Security

Windows Server 2003 introduces cross-forest trusts, the capability of one Active Directory forest to trust another and for users to access resources in a trusting forest. You create and manage these trusts using Active Directory Domains and Trusts. After a trust is established, you can include user and group accounts from a foreign, trusted forest in the access control lists (ACLs) of Active Directory and NTFS permissions.

Note

Internet Authentication Service (IAS), Windows Server 2003's bundled RADIUS-compatible server, is now compatible with cross-forest authentication. An IAS server running in one forest can authenticate dial-in users who have accounts in another, trusted forest.

Cross-forest trusts enable organizations to more easily use forests, rather than domains, as their basic units of security when designing their Active Directory deployments. In the past, Microsoft suggested that domains would be the basic security boundary between parts of an organization with different security requirements. However, the presence of the all-powerful, forest-wide Enterprise Admins groups made many organizations uncomfortable; they felt they needed a way to completely separate the security used by different parts of their organizations. With cross-forest trusts, you can now deploy many more forests within a single organization and use trusts to provide resource access between forests as necessary.

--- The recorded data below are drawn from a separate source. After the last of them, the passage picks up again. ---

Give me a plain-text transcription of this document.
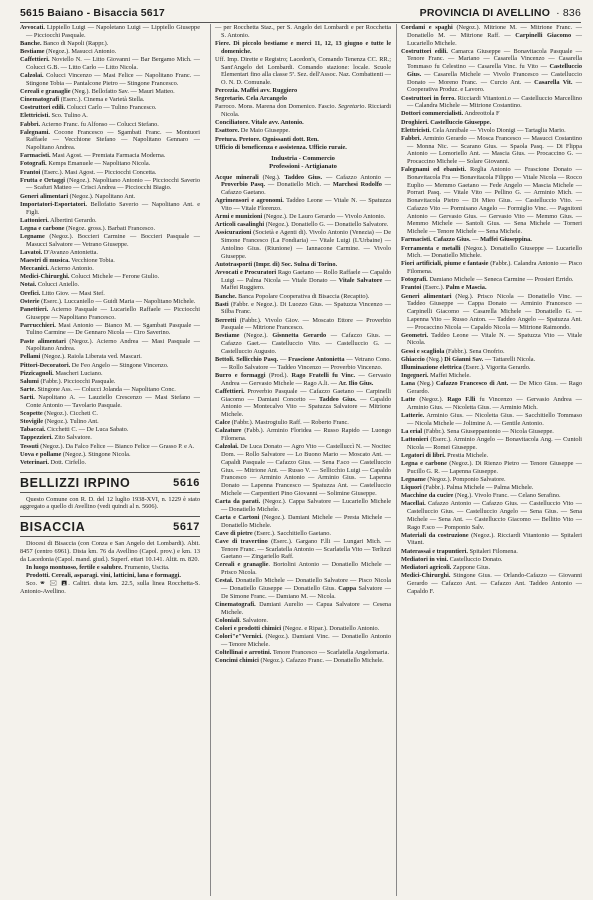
5615 Baiano - Bisaccia 5617	PROVINCIA DI AVELLINO · 836

Avvocati. Lippiello Luigi — Napoletano Luigi — Lippiello Giuseppe — Picciocchi Pasquale.

Banche. Banco di Napoli (Rappr.).

Bestiame (Negoz.). Masucci Antonio.

Caffettieri. Noviello N. — Litto Giovanni — Bar Bergamo Mich. — Colucci G.B. — Litto Carlo — Litto Nicola.

Calzolai. Colucci Vincenzo — Masi Felice — Napolitano Franc. — Stingone Tobia — Pantalcone Pietro — Stingone Francesco.

Cereali e granaglie (Neg.). Bellofatto Sav. — Mauri Matteo.

Cinematografi (Eserc.). Cinema e Varietà Stella.

Costruttori edili. Colucci Carlo — Tulino Francesco.

Elettricisti. Sco. Tulino A.

Fabbri. Acierno Franc. fu Alfonso — Colucci Stefano.

Falegnami. Cocone Francesco — Sgambati Franc. — Montuori Raffaele — Vecchione Stefano — Napolitano Gennaro — Napolitano Andrea.

Farmacisti. Masi Agost. — Premiata Farmacia Moderna.

Fotografi. Kemps Emanuele — Napolitano Nicola.

Frantoi (Eserc.). Masi Agost. — Picciocchi Concetta.

Frutta e Ortaggi (Negoz.). Napolitano Antonio — Picciocchi Saverio — Scafuri Matteo — Crisci Andrea — Picciocchi Biagio.

Generi alimentari (Negoz.). Napolitano Ant.

Importatori-Esportatori. Bellofatto Saverio — Napolitano Ant. e Figli.

Lattonieri. Albertini Gerardo.

Legna e carbone (Negoz. gross.). Barbati Francesco.

Legname (Negoz.). Boccieri Carmine — Boccieri Pasquale — Masucci Salvatore — Vetrano Giuseppe.

Lavatoi. D'Avanzo Antonietta.

Maestri di musica. Vecchione Tobia.

Meccanici. Acierno Antonio.

Medici-Chirurghi. Colucci Michele — Ferone Giulio.

Notai. Colucci Aniello.

Orefici. Litto Giov. — Masi Stef.

Osterie (Eserc.). Luccaniello — Guidi Maria — Napolitano Michele.

Panettieri. Acierno Pasquale — Lucariello Raffaele — Picciocchi Giuseppe — Napolitano Francesco.

Parrucchieri. Masi Antonio — Bianco M. — Sgambati Pasquale — Tulino Carmine — De Gennaro Nicola — Ciro Saverino.

Paste alimentari (Negoz.). Acierno Andrea — Masi Pasquale — Napolitano Andrea.

Pellami (Negoz.). Raiola Liberata ved. Mascari.

Pittori-Decoratori. De Feo Angelo — Stingone Vincenzo.

Pizzicagnoli. Mascheri Luciano.

Salumi (Fabbr.). Picciocchi Pasquale.

Sarte. Stingone Ass. — Colucci Jolanda — Napolitano Conc.

Sarti. Napolitano A. — Lauziello Crescenzo — Masi Stefano — Conte Antonio — Tavolario Pasquale.

Scopette (Negoz.). Ciccheti C.

Stovigile (Negoz.). Tulino Ant.

Tabaccai. Cicchetti C. — De Luca Sabato.

Tappezzieri. Zito Salvatore.

Tessuti (Negoz.). Da Falco Felice — Bianco Felice — Grasso P. e A.

Uova e pollame (Negoz.). Stingone Nicola.

Veterinari. Dott. Cirfello.

BELLIZZI IRPINO	5616

Questo Comune con R. D. del 12 luglio 1938-XVI, n. 1229 è stato aggregato a quello di Avellino (vedi quindi al n. 5606).

BISACCIA	5617

Diocesi di Bisaccia (con Conza e San Angelo dei Lombardi). Abit. 8457 (centro 6961). Dista km. 76 da Avellino (Capol. prov.) e km. 13 da Lacedonia (Capol. mand. giud.). Superf. ettari 10.141. Altit. m. 820.

In luogo montuoso, fertile e salubre. Frumento, Uscita.

Prodotti. Cereali, asparagi. vini, latticini, lana e formaggi.

Sco. 🕿 🖂 🖪. Calitri. dista km. 22.5, sulla linea Rocchetta-S. Antonio-Avellino.

— per Rocchetta Staz., per S. Angelo dei Lombardi e per Rocchetta S. Antonio.

Fiere. Di piccolo bestiame e merci 11, 12, 13 giugno e tutte le domeniche.

Uff. Imp. Dirette e Registro; Lacedon's, Comando Tenenza CC. RR.; Sant'Angelo dei Lombardi. Comando stazione: locale. Scuole Elementari fino alla classe 5ª. Sez. dell'Assoc. Naz. Combattenti — O. N. D. Comunale.

Percezia. Maffei avv. Ruggiero

Segretario. Cela Arcangelo

Parroco. Mons. Marena don Domenico. Fascio. Segretario. Ricciardi Nicola.

Conciliatore. Vitale avv. Antonio.

Esattore. De Maio Giuseppe.

Pretura. Pretore. Ognissanti dott. Ren.

Ufficio di beneficenza e assistenza. Ufficio ruraie.

Industria - Commercio
Professioni - Artigianato

Acque minerali (Neg.). Taddeo Gius. — Cafazzo Antonio — Proverbio Pasq. — Donatiello Mich. — Marchesi Rodolfo — Cafazzo Gaetano.

Agrimensori e agronomi. Taddeo Leone — Vitale N. — Spatuzza Vito — Vitale Florenzo.

Armi e munizioni (Negoz.). De Lauro Gerardo — Vivolo Antonio.

Articoli casalinghi (Negoz.). Donatiello G. — Donatiello Salvatore.

Assicurazioni (Società e Agenti di). Vivolo Antonio (Venezia) — De Simone Francesco (La Fondiaria) — Vitale Luigi (L'Urbaine) — Antolino Gius. (Riunione) — Iannacone Carmine. — Vivolo Giuseppe.

Autotrasporti (Impr. di) Soc. Sulna di Torino.

Avvocati e Procuratori Rago Gaetano — Rollo Raffaele — Capaldo Luigi — Palma Nicola — Vitale Donato — Vitale Salvatore — Maffei Ruggiero.

Banche. Banca Popolare Cooperativa di Bisaccia (Recapito).

Basti (Fabbr. e Negoz.). Di Luozzo Gius. — Spatuzza Vincenzo — Silba Franc.

Berretti (Fabbr.). Vivolo Giov. — Moscato Ettore — Proverbio Pasquale — Mitrione Francesco.

Bestiame (Negoz.). Gisnnetta Gerardo — Cafazzo Gius. — Cafazzo Gaet.— Castelluccio Vito. — Castelluccio G. — Castelluccio Augusto.

Bettoli. Sellicchio Pasq. — Frascione Antonietta — Vetrano Cono. — Rollo Salvatore — Taddeo Vincenzo — Proverbio Vincenzo.

Burro e formaggi (Prod.). Rago Fratelli fu Vinc. — Gervasio Andrea — Gervasio Michele — Rago A.li. — Ar. Ilio Gius.

Caffettieri. Proverbio Pasquale — Cafazzo Gaetano — Carpinelli Giacomo — Damiani Concetto — Taddeo Gius. — Capaldo Antonio — Montecalvo Vito — Spatuzza Salvatore — Mitrione Michele.

Calce (Fabbr.). Mastrogiulio Raff. — Roberto Franc.

Calzature (Fabb.). Arminio Floridea — Russo Rapido — Luongo Filomena.

Calzolai. De Luca Donato — Agro Vito — Castelluccì N. — Nocitec Dom. — Rollo Salvatore — Lo Buono Mario — Moscato Ant. — Capaldi Pasquale — Cafazzo Gius. — Sena F.sco — Castelluccio Gius. — Mitrione Ant. — Russo V. — Sellicchio Luigi — Capaldo Francesco — Arminio Antonio — Arminio Gius. — Lapenna Donato — Lapenna Francesco — Spatuzza Ant. — Castelluccio Michele — Carpentieri Pino Giovanni — Solimine Giuseppe.

Carta da parati. (Negoz.). Cappa Salvatore — Lucariello Michele — Donatiello Michele.

Carta e Cartoni (Negoz.). Damiani Michele — Presta Michele — Donatiello Michele.

Cave di pietre (Eserc.). Sacchitiello Gaetano.

Cave di travertino (Eserc.). Gargano F.lli — Lungari Mich. — Tenore Franc. — Scarlatella Antonio — Scarlatella Vito — Terlizzi Gaetano — Zingariello Raff.

Cereali e granaglie. Bortolini Antonio — Donatiello Michele — Prisco Nicola.

Cestai. Donatiello Michele — Donatiello Salvatore — Pisco Nicola — Donatiello Giuseppe — Donatiello Gius. Cappa Salvatore — De Simone Franc. — Damiano M. — Nicola.

Cinematografi. Damiani Aurelio — Capua Salvatore — Cesena Michele.

Coloniali. Salvatore.

Colori e prodotti chimici (Negoz. e Ripar.). Donatiello Antonio.

Colori"e"Vernici. (Negoz.). Damiani Vinc. — Donatiello Antonio — Tenore Michele.

Coltellinai e arrotini. Tenore Francesco — Scarlatella Angelomaria.

Concimi chimici (Negoz.). Cafazzo Franc. — Donatiello Michele.

Cordami e spaghi (Negoz.). Mitrione M. — Mitrione Franc. — Donatiello M. — Mitrione Raff. — Carpinelli Giacomo — Lucariello Michele.

Costruttori edili. Camarca Giuseppe — Bonavitacola Pasquale — Tenore Franc. — Mariano — Casarella Vincenzo — Casarella Tommaso fu Celestino — Casarella Vinc. fu Vito — Castelluccio Gius. — Casarella Michele — Vivolo Francesco — Castelluccio Donato — Moreno Franc. — Curcio Ant. — Casarella Vit. — Cooperativa Produz. e Lavoro.

Costruttori in ferro. Ricciardi Vitantoni.o — Castelluccio Marcellino — Calandra Michele — Mitrione Costantino.

Dottori commercialisti. Andreottola F

Droghieri. Castelluccio Giuseppe.

Elettricisti. Cela Annibale — Vivolo Dionigi — Tartaglia Mario.

Fabbri. Arminio Gerardo — Mosca Francesco — Masucci Costantino — Monna Nic. — Scarano Gius. — Spaola Pasq. — Di Flippa Antonio — Lomoriello Ant. — Mascia Gius. — Procaccino G. — Procaccino Michele — Solare Giovanni.

Falegnami ed ebanisti. Reglia Antonio — Frascione Donato — Bonavitacola Fra — Bonavitacola Filippo — Vitale Nicola — Rocco Euplio — Memmo Gaetano — Fede Angelo — Mascia Michele — Porrari Pasq. — Vitale Vito — Pellino G. — Arminio Mich. — Bonavitacola Pietro — Di Mieo Gius. — Castelluccio Vito. — Cafazzo Vito — Pormisano Angelo — Formiglio Vinc. — Pagnitoni Antonio — Gervasio Gius. — Gervasio Vito — Memmo Gius. — Memmo Michele — Santoli Gius. — Sena Michele — Torneri Michele — Tenore Michele — Sena Michele.

Farmacisti. Cafazzo Gius. — Maffei Giuseppina.

Ferramenta e metalli (Negoz.). Donatiello Giuseppe — Lucariello Mich. — Donatiello Michele.

Fiori artificiali, piume e fantasie (Fabbr.). Calandra Antonio — Pisco Filomena.

Fotografi. Damiano Michele — Seneca Carmine — Prosieri Errido.

Frantoi (Eserc.). Palm e Mascia.

Generi alimentari (Neg.). Prisco Nicola — Donatiello Vinc. — Taddeo Giuseppe — Cappa Donato — Arminio Francesco — Carpinelli Giacomo — Casarella Michele — Donatiello G. — Lapenna Vito — Russo Anton. — Taddeo Angelo — Spatuzza Ant. — Procaccino Nicola — Capaldo Nicola — Mitrione Raimondo.

Geometri. Taddeo Leone — Vitale N. — Spatuzza Vito — Vitale Nicola.

Gessi e scagliola (Fabbr.). Sena Onofrio.

Ghiaccio (Neg.) Di Gianni Sav. — Tattarelli Nicola.

Illuminazione elettrica (Eserc.). Vigorita Gerardo.

Ingegneri. Maffei Michele.

Lana (Neg.) Cafazzo Francesco di Ant. — De Mico Gius. — Rago Gerardo.

Latte (Negoz.). Rago F.lli fu Vincenzo — Gervasio Andrea — Arminio Gius. — Nicoletta Gius. — Arminio Mich.

Latterie. Arminio Gius. — Nicoletta Gius. — Sacchitiello Tommaso — Nicola Michele — Jolimine A. — Gentile Antonio.

La erial (Fabbr.). Sena Giuseppantonio — Nicola Giuseppe.

Lattonieri (Eserc.). Arminio Angelo — Bonavitacola Ang. — Cuntoli Nicola — Romei Giuseppe.

Legatori di libri. Prestia Michele.

Legna e carbone (Negoz.). Di Rienzo Pietro — Tenore Giuseppe — Pucillo G. R. — Lapenna Giuseppe.

Legname (Negoz.). Pomponio Salvatore.

Liquori (Fabbr.). Palma Michele — Palma Michele.

Macchine da cucire (Neg.). Vivolo Franc. — Celano Serafino.

Macellai. Cafazzo Antonio — Cafazzo Gius. — Castelluccio Vito — Castelluccio Gius. — Castelluccio Angelo — Sena Gius. — Sena Michele — Sena Ant. — Castelluccio Giacomo — Bellitto Vito — Rago F.sco — Pomponio Salv.

Materiali da costruzione (Negoz.). Ricciardi Vitantonio — Spitaleri Vitant.

Materassai e trapuntieri. Spitaleri Filomena.

Mediatori in vini. Castelluccio Donato.

Mediatori agricoli. Zappone Gius.

Medici-Chirurghi. Stingone Gius. — Orlando-Cafazzo — Giovanni Gerardo — Cafazzo Ant. — Cafazzo Ant. Taddeo Antonio — Capaldo F.
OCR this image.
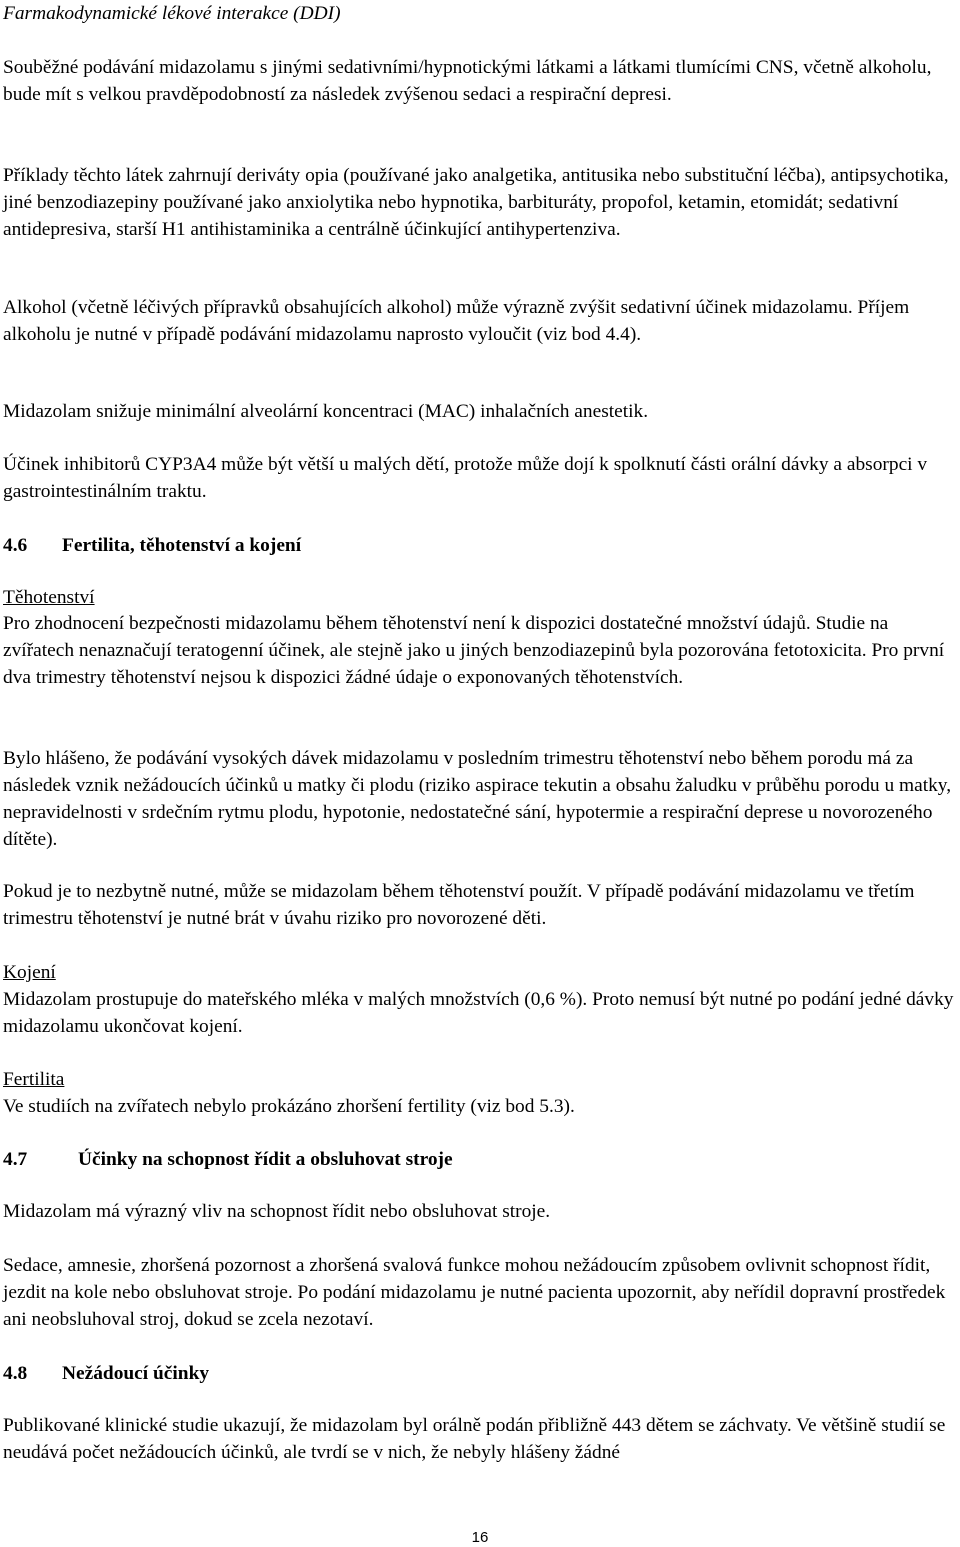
Farmakodynamické lékové interakce (DDI)

Souběžné podávání midazolamu s jinými sedativními/hypnotickými látkami a látkami tlumícími CNS, včetně alkoholu, bude mít s velkou pravděpodobností za následek zvýšenou sedaci a respirační depresi.

Příklady těchto látek zahrnují deriváty opia (používané jako analgetika, antitusika nebo substituční léčba), antipsychotika, jiné benzodiazepiny používané jako anxiolytika nebo hypnotika, barbituráty, propofol, ketamin, etomidát; sedativní antidepresiva, starší H1 antihistaminika a centrálně účinkující antihypertenziva.

Alkohol (včetně léčivých přípravků obsahujících alkohol) může výrazně zvýšit sedativní účinek midazolamu. Příjem alkoholu je nutné v případě podávání midazolamu naprosto vyloučit (viz bod 4.4).

Midazolam snižuje minimální alveolární koncentraci (MAC) inhalačních anestetik.

Účinek inhibitorů CYP3A4 může být větší u malých dětí, protože může dojí k spolknutí části orální dávky a absorpci v gastrointestinálním traktu.

4.6 Fertilita, těhotenství a kojení

Těhotenství

Pro zhodnocení bezpečnosti midazolamu během těhotenství není k dispozici dostatečné množství údajů. Studie na zvířatech nenaznačují teratogenní účinek, ale stejně jako u jiných benzodiazepinů byla pozorována fetotoxicita. Pro první dva trimestry těhotenství nejsou k dispozici žádné údaje o exponovaných těhotenstvích.

Bylo hlášeno, že podávání vysokých dávek midazolamu v posledním trimestru těhotenství nebo během porodu má za následek vznik nežádoucích účinků u matky či plodu (riziko aspirace tekutin a obsahu žaludku v průběhu porodu u matky, nepravidelnosti v srdečním rytmu plodu, hypotonie, nedostatečné sání, hypotermie a respirační deprese u novorozeného dítěte).

Pokud je to nezbytně nutné, může se midazolam během těhotenství použít. V případě podávání midazolamu ve třetím trimestru těhotenství je nutné brát v úvahu riziko pro novorozené děti.

Kojení

Midazolam prostupuje do mateřského mléka v malých množstvích (0,6 %). Proto nemusí být nutné po podání jedné dávky midazolamu ukončovat kojení.

Fertilita

Ve studiích na zvířatech nebylo prokázáno zhoršení fertility (viz bod 5.3).

4.7	Účinky na schopnost řídit a obsluhovat stroje

Midazolam má výrazný vliv na schopnost řídit nebo obsluhovat stroje.

Sedace, amnesie, zhoršená pozornost a zhoršená svalová funkce mohou nežádoucím způsobem ovlivnit schopnost řídit, jezdit na kole nebo obsluhovat stroje. Po podání midazolamu je nutné pacienta upozornit, aby neřídil dopravní prostředek ani neobsluhoval stroj, dokud se zcela nezotaví.

4.8 Nežádoucí účinky

Publikované klinické studie ukazují, že midazolam byl orálně podán přibližně 443 dětem se záchvaty. Ve většině studií se neudává počet nežádoucích účinků, ale tvrdí se v nich, že nebyly hlášeny žádné

16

One disadvantage of cross-forest trusts is that they have the potential to create the large, complex webs of trust relationships that made NT domains difficult to manage. If organizations begin to use large numbers of forests, administrators will have to manage the large number of subsequent intraforest trusts.

Note

Keep in mind that cross-forest trusts are available only when the forests involved in the trust are running Windows Server 2003 and are in the Windows Server 2003 forest functional level.